Tellement que, dans le Nord, des politiciens s'y investissent. Petit à petit, le PRI, le parti unique, a été impliqué. Des gens puissants ont protégé, voire «racketté», les trafiquants, se servant de la police comme intermédiaire. L'ancien maire de Mexico, Carlos Hank Gonzalez, a même été accusé par les Américains de diriger le trafic. A la même époque, le Cartel du Golfe a pris de l’ampleur sous la présidence de Salinas (1988-1994), soupçonné d’être un proche de son leader, Juan Garcia Abrego. Au moins jusqu’en 2000, la puissance des cartels dépendait de leurs liens avec le pouvoir. C’est moins clair maintenant: le trafic, comme la politique, s'est démocratisé, mais la concurrence entre les acteurs est très violente.
Le cas du Mexique intéresse moins la communauté internationale que la Colombie...
Parce qu’en Colombie, les narcos sont des entrepreneurs privés qui se sont érigé en groupes paramilitaires, menaçant l'Etat et la classe dominante traditionnelle. Ce phénomène a attiré l’attention de la police et des médias américains. C’est aussi l’époque où le trafic international de drogues commence à être perçu au Nord comme une menace réelle. Dans les années 80, la Colombie popularise l’image du dangereux trafiquant qui s’en prend à l’Etat.
Les auteurs du rapport parlementaire font de la hausse de la consommation au Mexique même une des raisons de la hausse de la violence.
Le pays a un pied au Nord et un autre au Sud. Une classe moyenne en quête de sensations y côtoie la population des bidonvilles, où le désespoir sert de terreau à la toxicomanie. La consommation de stupéfiants augmente, ainsi que le nombre de dealers «détaillants». On disait jusqu’il y a peu que l’héroïne et la cocaïne étaient uniquement destinées à l’exportation. Mais depuis les années 90, le pays est devenu un énorme consommateur. Le phénomène est désormais visible et pose des problèmes «d'insécurité de proximité», comme dans la plupart des pays latino-américains, notamment l’Argentine et le Brésil.
Mexico semble aujourd’hui s’impliquer plus fortement contre le narcotrafic.

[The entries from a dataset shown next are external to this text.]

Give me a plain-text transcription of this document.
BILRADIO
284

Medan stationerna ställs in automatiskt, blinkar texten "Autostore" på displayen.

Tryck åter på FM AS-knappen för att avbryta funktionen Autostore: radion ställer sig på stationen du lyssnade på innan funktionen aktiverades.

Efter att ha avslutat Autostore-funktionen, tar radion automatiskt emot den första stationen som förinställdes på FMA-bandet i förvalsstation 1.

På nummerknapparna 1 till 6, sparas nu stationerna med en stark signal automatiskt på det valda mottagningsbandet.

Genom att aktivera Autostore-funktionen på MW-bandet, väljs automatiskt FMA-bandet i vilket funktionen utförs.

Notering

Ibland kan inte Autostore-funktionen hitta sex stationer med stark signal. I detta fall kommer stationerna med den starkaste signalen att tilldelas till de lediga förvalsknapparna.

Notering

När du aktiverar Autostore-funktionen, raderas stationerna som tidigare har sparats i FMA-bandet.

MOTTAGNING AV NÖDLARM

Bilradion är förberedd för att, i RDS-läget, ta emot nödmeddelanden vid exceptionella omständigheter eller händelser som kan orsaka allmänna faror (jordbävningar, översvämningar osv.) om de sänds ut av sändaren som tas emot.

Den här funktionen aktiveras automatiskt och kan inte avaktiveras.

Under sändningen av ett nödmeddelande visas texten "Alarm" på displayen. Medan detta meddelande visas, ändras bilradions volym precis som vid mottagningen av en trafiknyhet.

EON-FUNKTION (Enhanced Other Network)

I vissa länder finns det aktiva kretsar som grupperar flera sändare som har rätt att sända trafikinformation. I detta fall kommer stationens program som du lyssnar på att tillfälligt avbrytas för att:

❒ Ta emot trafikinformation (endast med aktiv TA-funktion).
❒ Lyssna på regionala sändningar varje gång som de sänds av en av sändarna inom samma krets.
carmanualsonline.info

Les choses ont certes changé depuis que le PRI a perdu le pouvoir, en 2000. Les trafiquants se sont autonomisés. L’armée a été impliquée dans la lutte pour suppléer une police totalement corrompue et en laquelle le nouveau gouvernement n’avait aucune confiance. Mais même à imaginer que l'actuel président ait la volonté de lutter contre le trafic, il y a un pas, au Mexique, entre les faits et la volonté politique. Comment pourrait-il lutter? La police reste corrompue et l’armée le devient. Aucune réforme de fond concernant la lutte antidrogues n’est envisagée alors qu’on atteint les limites du modèle «tout répressif», qui accroît la violence et la corruption au lieu de les faire diminuer.